De woordenverkoper sloft naar het werkplaatsje achter de winkel. Veel liever maakt hij daar mooie woorden zoals ‘waterval’ of ‘zonnewende’, woorden waar hij zo prachtig bij kan neuriën. Die woorden zet hij dan in het lichtbakje naast de aanbiedingen. Maar nu moet hij van die zware woorden maken.
Hij is druk aan het werk als de winkelbel gaat. Hij loopt naar de toonbank en zijn knieën beginnen te knikken. In de deuropening ziet hij haar. De vrouw loopt de winkel in en de woordenverkoper wordt duizelig. De vrouw is prachtig. Ze heeft een open blik met grote groene ogen. Haar lange bruine haar golft mee met haar tred.
De woordenverkoper houdt zich vast aan de toonbank. De vrouw loopt zoekend tussen de schappen. De woordenverkoper hoopt dat zij zo snel mogelijk de winkel zal verlaten.
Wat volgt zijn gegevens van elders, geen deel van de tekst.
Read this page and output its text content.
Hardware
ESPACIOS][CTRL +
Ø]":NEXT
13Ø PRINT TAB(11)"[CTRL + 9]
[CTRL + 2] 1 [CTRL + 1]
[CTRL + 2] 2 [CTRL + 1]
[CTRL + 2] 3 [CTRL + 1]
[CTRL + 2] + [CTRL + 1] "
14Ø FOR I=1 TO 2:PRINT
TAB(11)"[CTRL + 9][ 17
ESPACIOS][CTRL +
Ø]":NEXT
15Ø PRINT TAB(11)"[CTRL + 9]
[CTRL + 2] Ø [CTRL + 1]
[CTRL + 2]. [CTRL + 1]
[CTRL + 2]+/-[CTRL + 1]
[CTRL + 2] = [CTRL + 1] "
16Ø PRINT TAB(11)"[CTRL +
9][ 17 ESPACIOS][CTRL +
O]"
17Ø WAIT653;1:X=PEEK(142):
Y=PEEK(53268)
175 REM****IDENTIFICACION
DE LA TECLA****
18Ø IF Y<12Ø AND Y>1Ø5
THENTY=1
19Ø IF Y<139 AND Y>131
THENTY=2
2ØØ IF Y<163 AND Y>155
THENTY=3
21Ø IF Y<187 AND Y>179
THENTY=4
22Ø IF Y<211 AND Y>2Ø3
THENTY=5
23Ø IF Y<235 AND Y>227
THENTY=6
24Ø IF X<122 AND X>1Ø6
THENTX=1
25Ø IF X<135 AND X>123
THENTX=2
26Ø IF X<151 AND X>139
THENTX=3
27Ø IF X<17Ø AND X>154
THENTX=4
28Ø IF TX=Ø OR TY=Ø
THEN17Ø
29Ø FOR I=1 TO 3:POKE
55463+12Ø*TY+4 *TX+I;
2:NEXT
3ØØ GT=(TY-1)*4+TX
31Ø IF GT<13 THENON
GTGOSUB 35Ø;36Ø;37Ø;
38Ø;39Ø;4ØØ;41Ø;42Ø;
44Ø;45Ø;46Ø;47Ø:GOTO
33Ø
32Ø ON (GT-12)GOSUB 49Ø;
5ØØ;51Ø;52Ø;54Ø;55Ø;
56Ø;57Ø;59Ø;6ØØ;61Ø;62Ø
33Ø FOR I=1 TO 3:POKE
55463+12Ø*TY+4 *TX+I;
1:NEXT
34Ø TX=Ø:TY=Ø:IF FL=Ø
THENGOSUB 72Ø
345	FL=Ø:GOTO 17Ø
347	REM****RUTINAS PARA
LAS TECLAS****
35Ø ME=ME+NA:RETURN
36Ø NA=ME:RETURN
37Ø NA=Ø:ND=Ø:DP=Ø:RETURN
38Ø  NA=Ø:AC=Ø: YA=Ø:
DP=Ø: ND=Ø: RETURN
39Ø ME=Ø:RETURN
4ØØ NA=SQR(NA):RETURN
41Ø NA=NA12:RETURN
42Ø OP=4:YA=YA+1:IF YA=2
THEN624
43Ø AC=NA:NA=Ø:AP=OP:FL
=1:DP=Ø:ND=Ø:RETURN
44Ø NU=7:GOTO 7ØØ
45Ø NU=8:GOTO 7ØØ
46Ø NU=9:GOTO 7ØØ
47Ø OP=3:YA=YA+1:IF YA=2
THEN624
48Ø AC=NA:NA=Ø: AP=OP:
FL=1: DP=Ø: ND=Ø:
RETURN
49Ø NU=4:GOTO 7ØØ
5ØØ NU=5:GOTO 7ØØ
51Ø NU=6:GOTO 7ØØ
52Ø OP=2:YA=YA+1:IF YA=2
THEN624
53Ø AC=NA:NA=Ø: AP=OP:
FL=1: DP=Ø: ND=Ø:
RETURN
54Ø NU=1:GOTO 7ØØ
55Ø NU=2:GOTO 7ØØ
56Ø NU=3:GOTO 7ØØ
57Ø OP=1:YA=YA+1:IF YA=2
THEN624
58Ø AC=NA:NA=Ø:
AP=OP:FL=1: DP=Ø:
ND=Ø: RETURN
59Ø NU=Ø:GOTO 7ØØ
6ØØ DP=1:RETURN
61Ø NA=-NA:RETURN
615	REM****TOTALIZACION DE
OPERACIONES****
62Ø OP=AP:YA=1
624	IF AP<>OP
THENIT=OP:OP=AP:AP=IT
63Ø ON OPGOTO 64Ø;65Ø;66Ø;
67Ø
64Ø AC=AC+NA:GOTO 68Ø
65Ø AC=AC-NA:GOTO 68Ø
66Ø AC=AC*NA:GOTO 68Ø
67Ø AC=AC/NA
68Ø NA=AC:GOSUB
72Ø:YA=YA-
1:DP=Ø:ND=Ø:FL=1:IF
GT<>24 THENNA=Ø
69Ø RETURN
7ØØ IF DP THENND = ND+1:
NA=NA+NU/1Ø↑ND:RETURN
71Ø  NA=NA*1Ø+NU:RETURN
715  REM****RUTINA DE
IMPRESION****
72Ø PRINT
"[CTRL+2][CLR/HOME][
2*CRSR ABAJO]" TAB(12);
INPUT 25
Nee, hij hoopt dat zij de winkel nooit meer zal verlaten. Hij wil wegkruipen achter de toonbank, maar het is te laat. De vrouw loopt naar hem toe. Zijn blik treft de hare en hij voelt iets waar hij geen woord voor heeft. Een woord dat hij nog nooit heeft verkocht. Een woord dat hij nog moet maken.
De vrouw kijkt naar de woordenverkoper. Haar ogen zien zijn ziel. Hij zoekt vergeefs naar woorden.
‘Ik wil graag van u het woord ‘zonsopkomst’ hebben’, zegt de vrouw.
De woordenverkoper is blij en hij hoort zichzelf heel kort een melodie neuriën.
‘Dat woord heb ik niet in voorraad, dat moet ik opnieuw maken’, zegt hij.
‘Hoeveel tijd heeft u nodig?’, vraagt de vrouw.
‘O, een uur, nee, een dag, nee, nee, een week, ja, ja, een week.’ Hij roept maar wat.
‘Dat is fijn’, zegt de vrouw, ‘dan kom ik over een week terug.’ En zij verlaat de winkel.
De woordenverkoper wist zich het zweet van het voorhoofd. Hij sluit de luiken voor de etalage, draait de deur op slot. Daarna hangt hij het bordje ‘Wegens omstandigheden gesloten’ aan de deur. Hij holt naar zijn werkplaats.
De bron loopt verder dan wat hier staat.